Humans are a social species; i.e. individuals, which rely on groups. But there is no overall group in the human species.

Now to arrive at a universal "we" requires, that you believe in that. That you hold a set of values, which include all humans. There are other sets of values out there. Just look at the world and you will see them.

So back to another post:
Lawrence Kohlberg:
Stage 6. Universal Principles. People at this stage have developed their own set of moral guidelines which may or may not fit the law. The principles apply to everyone.
E.g., human rights, justice, and equality. The person will be prepared to act to defend these principles even if it means going against the rest of society in the process and having to pay the consequences of disapproval and or imprisonment. Kohlberg doubted few people reached this stage.
https://www.simplypsychology.org/simplypsychology.org-Kohlberg.pdf

Morality as universal is not born into humans. It is learned and is connected to cognition as it requires the combination of reason, logic, evidence and feelings/emotions.
But it still doesn't make it universal/common as e.g. gravity. It just means that a given person holds a set of universal values.

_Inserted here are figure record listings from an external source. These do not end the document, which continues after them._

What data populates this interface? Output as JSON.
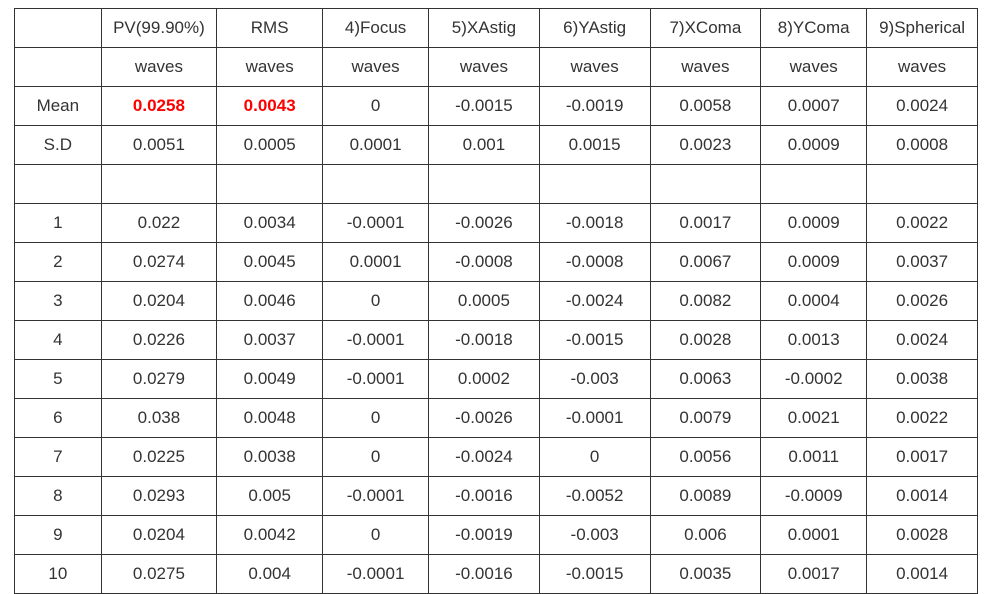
{
  "table": {
    "border_color": "#333333",
    "text_color": "#333333",
    "highlight_color": "#ff0000",
    "background": "#ffffff",
    "font_size": 17,
    "col_classes": [
      "c0",
      "c1",
      "c2",
      "c3",
      "c4",
      "c5",
      "c6",
      "c7",
      "c8"
    ],
    "headers": [
      "",
      "PV(99.90%)",
      "RMS",
      "4)Focus",
      "5)XAstig",
      "6)YAstig",
      "7)XComa",
      "8)YComa",
      "9)Spherical"
    ],
    "units": [
      "",
      "waves",
      "waves",
      "waves",
      "waves",
      "waves",
      "waves",
      "waves",
      "waves"
    ],
    "summary": [
      {
        "label": "Mean",
        "values": [
          "0.0258",
          "0.0043",
          "0",
          "-0.0015",
          "-0.0019",
          "0.0058",
          "0.0007",
          "0.0024"
        ],
        "highlight_indices": [
          0,
          1
        ]
      },
      {
        "label": "S.D",
        "values": [
          "0.0051",
          "0.0005",
          "0.0001",
          "0.001",
          "0.0015",
          "0.0023",
          "0.0009",
          "0.0008"
        ],
        "highlight_indices": []
      }
    ],
    "blank_row": true,
    "data_rows": [
      {
        "label": "1",
        "values": [
          "0.022",
          "0.0034",
          "-0.0001",
          "-0.0026",
          "-0.0018",
          "0.0017",
          "0.0009",
          "0.0022"
        ]
      },
      {
        "label": "2",
        "values": [
          "0.0274",
          "0.0045",
          "0.0001",
          "-0.0008",
          "-0.0008",
          "0.0067",
          "0.0009",
          "0.0037"
        ]
      },
      {
        "label": "3",
        "values": [
          "0.0204",
          "0.0046",
          "0",
          "0.0005",
          "-0.0024",
          "0.0082",
          "0.0004",
          "0.0026"
        ]
      },
      {
        "label": "4",
        "values": [
          "0.0226",
          "0.0037",
          "-0.0001",
          "-0.0018",
          "-0.0015",
          "0.0028",
          "0.0013",
          "0.0024"
        ]
      },
      {
        "label": "5",
        "values": [
          "0.0279",
          "0.0049",
          "-0.0001",
          "0.0002",
          "-0.003",
          "0.0063",
          "-0.0002",
          "0.0038"
        ]
      },
      {
        "label": "6",
        "values": [
          "0.038",
          "0.0048",
          "0",
          "-0.0026",
          "-0.0001",
          "0.0079",
          "0.0021",
          "0.0022"
        ]
      },
      {
        "label": "7",
        "values": [
          "0.0225",
          "0.0038",
          "0",
          "-0.0024",
          "0",
          "0.0056",
          "0.0011",
          "0.0017"
        ]
      },
      {
        "label": "8",
        "values": [
          "0.0293",
          "0.005",
          "-0.0001",
          "-0.0016",
          "-0.0052",
          "0.0089",
          "-0.0009",
          "0.0014"
        ]
      },
      {
        "label": "9",
        "values": [
          "0.0204",
          "0.0042",
          "0",
          "-0.0019",
          "-0.003",
          "0.006",
          "0.0001",
          "0.0028"
        ]
      },
      {
        "label": "10",
        "values": [
          "0.0275",
          "0.004",
          "-0.0001",
          "-0.0016",
          "-0.0015",
          "0.0035",
          "0.0017",
          "0.0014"
        ]
      }
    ]
  }
}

Note that it is practice properly not possible, but rather stage 6 is an ideal to shoot for.
Further for the 10 to 15% of humans, who can do this in principle, because of the required cognition, they don't share an exact set. The individual sets only overlap to a certain degree.

So here is an example of such a set of principles. Note they are not rules, they are guiding principles.
https://www.uua.org/beliefs/what-we-believe/principles
Notice in the link: What we believe!!!

Regards
 
it's possible to be an expert on a fictional character. I would consider some Christian Theologians to be experts on Jesus. I would say my brothers son is quite the expert on Spiderman.
If Hawking had an interest in and spent time reading and thinking about the concepts and beliefs relating to gods (as he may have done) then he would also be an expert on gods?

Are Christian Theologians that conclude Jesus actually was the son of a god any more of a "Jesus expert" than those that conclude he wasn't (even if he existed at all)?